Приноровившись к походке друг друга, они пошли рядом.
— К моей жизни можно приложить слова великого английского драматурга Шекспира: «Нет на свете более печальной истории», — сказал Кречетов. — Тогда, в семьдесят пятом году, уволили меня из Тобольского полка и вообще с военной службы. Потом служил в малоярославецком нижнем земском суде. Оттуда был извержен происками бесчестного и злобного — начальства. Полгода служил в петербургской полиции. Больше не стали терпеть, поскольку не хотели слушать моих обличений. А мне совесть не позволяла молчать. Затем по установленном испытании получил звание учителя.
— Вы служили учителем?
— Не допустили. Устроился библиотекарем к князю Трубецкому за стол и квартиру. Князю не понравилось, что я занимаюсь сочинительством, — прогнал. Ныне живу у одного секунд–ротмистра, который ведет с братьями тяжбу по отцовскому наследию. Сочиняю ему прошения и жалобы. За это только и держит. Однако я с твердостью терплю бедствия, дабы исполнить свой заветный, к благоденствию всенародному клонящийся замысел. Но всюду препоны. План мой о создании в России словесно–благоучительных школ посылал в Святейший Синода — вернули. Государыне представлял — вернули. Теперь пытаюсь обратиться к народу российскому через издание труда моего, пусть сам народ судит о пользе своей.
— Ну и что же?
— Вот что! Вот! — вдруг закричал Кречетов, вырвал свою руку у Радищева, раскрыл портфель и, выхватив из него листы какой–то рукописи, затряс ими перед его лицом. — Вот! Вот!
— Что это?
— Цензура! Смотрите, как разукрасила!
Многие страницы были испещрены строками, густо вымаранными красными чернилами, иные перекрещены целиком. Казалось, рукопись кровоточила.
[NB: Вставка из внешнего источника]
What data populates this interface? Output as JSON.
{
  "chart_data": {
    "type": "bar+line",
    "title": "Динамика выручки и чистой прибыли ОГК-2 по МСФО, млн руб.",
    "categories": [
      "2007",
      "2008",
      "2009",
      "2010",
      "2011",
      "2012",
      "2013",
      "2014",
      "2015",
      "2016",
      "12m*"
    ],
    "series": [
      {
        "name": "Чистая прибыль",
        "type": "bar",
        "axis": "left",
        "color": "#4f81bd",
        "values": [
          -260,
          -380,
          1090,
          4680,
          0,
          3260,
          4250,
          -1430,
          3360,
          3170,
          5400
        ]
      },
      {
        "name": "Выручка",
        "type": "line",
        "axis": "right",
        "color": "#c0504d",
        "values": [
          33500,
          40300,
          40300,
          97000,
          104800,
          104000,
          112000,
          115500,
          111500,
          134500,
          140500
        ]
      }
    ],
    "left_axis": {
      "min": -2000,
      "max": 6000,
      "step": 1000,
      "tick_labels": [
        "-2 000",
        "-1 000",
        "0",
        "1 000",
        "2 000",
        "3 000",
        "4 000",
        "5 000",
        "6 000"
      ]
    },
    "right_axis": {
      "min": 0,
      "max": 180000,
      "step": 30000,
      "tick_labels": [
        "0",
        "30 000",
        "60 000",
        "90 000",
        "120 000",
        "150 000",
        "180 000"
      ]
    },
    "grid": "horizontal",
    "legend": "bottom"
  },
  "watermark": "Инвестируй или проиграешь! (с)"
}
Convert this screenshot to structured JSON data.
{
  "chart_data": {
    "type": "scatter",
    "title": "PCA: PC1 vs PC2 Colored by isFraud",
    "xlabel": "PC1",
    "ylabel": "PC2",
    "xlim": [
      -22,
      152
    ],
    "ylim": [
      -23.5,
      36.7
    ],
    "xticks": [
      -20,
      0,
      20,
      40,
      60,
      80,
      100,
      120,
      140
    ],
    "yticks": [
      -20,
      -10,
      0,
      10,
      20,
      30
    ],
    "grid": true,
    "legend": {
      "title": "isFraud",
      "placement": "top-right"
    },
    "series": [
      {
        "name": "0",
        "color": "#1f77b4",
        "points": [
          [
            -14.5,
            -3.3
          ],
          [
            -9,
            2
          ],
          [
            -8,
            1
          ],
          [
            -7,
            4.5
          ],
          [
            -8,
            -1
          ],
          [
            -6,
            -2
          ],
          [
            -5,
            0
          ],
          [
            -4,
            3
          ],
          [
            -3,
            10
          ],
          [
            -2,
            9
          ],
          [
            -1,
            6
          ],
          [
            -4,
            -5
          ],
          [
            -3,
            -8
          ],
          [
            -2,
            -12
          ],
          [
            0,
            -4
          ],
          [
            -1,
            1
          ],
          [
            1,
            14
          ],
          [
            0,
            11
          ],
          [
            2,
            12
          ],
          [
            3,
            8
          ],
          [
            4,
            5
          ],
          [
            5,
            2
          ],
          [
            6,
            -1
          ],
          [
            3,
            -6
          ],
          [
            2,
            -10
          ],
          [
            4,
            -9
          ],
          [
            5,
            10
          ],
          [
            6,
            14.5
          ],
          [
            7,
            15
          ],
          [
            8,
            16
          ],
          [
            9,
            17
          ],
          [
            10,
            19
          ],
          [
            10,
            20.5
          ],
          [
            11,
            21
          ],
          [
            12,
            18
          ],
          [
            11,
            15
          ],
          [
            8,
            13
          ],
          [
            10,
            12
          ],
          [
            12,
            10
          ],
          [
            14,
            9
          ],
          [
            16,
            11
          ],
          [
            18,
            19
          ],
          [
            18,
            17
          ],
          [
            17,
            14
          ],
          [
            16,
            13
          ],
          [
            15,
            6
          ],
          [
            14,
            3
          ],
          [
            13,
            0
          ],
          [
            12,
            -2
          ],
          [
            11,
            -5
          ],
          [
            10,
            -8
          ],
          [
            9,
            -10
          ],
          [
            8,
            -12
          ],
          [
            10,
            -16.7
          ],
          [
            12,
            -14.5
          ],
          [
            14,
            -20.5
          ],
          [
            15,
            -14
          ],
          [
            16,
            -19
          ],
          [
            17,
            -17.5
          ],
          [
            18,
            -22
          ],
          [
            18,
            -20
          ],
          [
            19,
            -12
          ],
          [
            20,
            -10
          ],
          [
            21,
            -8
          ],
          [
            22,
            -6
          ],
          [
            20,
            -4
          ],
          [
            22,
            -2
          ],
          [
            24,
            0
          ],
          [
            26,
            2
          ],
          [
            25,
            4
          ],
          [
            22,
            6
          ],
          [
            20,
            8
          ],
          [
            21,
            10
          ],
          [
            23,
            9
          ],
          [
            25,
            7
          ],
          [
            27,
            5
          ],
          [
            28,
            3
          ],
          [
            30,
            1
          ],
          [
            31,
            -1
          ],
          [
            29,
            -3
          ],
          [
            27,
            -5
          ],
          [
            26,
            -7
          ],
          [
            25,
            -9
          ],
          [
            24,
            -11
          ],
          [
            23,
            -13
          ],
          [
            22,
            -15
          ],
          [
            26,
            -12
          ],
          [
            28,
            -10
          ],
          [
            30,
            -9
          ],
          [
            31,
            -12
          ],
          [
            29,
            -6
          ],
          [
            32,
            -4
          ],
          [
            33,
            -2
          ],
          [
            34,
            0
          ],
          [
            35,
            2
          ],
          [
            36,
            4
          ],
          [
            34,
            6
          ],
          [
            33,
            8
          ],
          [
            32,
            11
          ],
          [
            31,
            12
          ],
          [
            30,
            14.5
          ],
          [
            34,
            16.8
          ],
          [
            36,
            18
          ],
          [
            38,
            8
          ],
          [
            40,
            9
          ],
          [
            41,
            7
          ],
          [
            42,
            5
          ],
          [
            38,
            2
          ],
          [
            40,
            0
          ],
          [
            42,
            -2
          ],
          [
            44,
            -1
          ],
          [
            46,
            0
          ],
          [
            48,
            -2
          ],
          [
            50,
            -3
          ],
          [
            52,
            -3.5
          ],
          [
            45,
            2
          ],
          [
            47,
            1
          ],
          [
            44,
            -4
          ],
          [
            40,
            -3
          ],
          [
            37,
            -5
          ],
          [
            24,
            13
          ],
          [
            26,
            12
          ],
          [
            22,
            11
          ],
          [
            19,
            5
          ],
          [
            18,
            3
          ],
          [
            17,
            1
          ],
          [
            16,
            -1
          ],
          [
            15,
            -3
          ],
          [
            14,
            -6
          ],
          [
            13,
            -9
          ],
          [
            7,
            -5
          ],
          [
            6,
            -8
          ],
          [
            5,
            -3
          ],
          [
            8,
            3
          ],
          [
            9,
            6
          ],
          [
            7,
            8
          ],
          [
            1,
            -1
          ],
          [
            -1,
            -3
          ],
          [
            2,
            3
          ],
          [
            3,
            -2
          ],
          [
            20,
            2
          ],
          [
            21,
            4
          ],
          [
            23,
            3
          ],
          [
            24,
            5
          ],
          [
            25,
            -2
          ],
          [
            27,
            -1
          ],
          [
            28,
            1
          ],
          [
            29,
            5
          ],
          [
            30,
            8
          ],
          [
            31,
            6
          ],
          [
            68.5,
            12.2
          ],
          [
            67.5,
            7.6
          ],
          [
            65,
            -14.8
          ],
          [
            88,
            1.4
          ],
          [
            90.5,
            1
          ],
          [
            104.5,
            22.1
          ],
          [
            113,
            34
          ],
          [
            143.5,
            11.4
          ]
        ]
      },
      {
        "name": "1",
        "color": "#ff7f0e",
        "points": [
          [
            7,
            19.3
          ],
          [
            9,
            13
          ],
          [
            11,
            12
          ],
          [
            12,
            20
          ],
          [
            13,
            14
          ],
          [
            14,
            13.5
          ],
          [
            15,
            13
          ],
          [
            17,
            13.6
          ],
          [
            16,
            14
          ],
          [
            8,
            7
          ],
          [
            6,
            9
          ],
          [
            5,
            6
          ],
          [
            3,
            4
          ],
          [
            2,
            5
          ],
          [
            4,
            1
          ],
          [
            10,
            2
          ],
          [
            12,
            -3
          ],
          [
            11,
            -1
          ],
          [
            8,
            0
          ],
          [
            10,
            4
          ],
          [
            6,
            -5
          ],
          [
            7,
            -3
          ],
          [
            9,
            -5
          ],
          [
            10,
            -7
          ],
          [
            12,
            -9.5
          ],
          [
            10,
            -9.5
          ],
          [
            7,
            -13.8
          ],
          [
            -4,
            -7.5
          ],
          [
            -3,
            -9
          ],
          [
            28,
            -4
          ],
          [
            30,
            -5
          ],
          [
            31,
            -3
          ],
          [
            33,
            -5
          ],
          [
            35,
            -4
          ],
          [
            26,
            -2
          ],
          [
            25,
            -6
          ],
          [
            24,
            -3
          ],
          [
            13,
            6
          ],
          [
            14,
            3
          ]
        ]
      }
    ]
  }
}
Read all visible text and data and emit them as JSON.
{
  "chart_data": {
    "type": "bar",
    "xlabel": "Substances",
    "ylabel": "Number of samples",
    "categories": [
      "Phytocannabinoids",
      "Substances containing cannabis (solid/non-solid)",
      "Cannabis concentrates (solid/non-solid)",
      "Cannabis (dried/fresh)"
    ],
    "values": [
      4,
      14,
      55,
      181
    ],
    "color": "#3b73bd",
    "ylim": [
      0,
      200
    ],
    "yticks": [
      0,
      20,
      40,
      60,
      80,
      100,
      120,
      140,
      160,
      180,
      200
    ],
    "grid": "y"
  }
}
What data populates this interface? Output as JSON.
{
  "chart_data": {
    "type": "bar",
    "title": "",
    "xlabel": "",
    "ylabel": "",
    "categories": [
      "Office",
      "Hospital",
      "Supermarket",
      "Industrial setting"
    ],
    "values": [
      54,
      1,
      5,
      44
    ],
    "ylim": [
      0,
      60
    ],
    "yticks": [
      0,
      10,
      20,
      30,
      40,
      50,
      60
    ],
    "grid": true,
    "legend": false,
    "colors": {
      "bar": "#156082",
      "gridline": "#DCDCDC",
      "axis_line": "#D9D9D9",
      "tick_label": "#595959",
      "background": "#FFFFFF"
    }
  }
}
— Типографии вольные у нас дозволены, — продолжал Кречетов, — но то, что печатается в сей вольной типографии, стоит под гнусною опекою.
— Вижу, цензура вам очень досадила?
— А кому она не досадила? Один переводчик мне сказывал, что, следуя автору, назвал он в переводе любовь лукавым богом. Цензор вымарал. «Неприлично, говорит, божество называть лукавым».
— У нас боятся допустить богохульство, а от страха люди глупеют.
Набережная была пустынна, но Кречетов все же оглянулся вокруг и только потом заговорил:
— Правительства не богохуления боятся, но боятся сами иметь порицателей. Кто не щадит бога, разумеют они, тот не пощадит и власти. Так я полагаю.
У Литейного моста Александр Николаевич распрощался с Кречетовым; тот побежал своей торопливой походкой через мост на Выборгскую, Радищев повернул на Литейный проспект.
23
Радищева всегда поражала способность человека не замечать совершенно очевидных вещей, не видеть того, что находится прямо перед глазами.
Более того, однажды он убедился, что и сам не является исключением.
Несчетное число раз он наблюдал закат, восхищался его красотою. Из физики знал, что солнечный свет состоит из спектральных цветов, и все же закатное солнце всегда виделось ему одноцветно–багровым или пурпурным.
Одним вечером рядом случился художник.
— Какой сегодня чудесный зеленый свет в солнце! — восторгался художник.
— Зеленый? В солнце? — удивился Радищев.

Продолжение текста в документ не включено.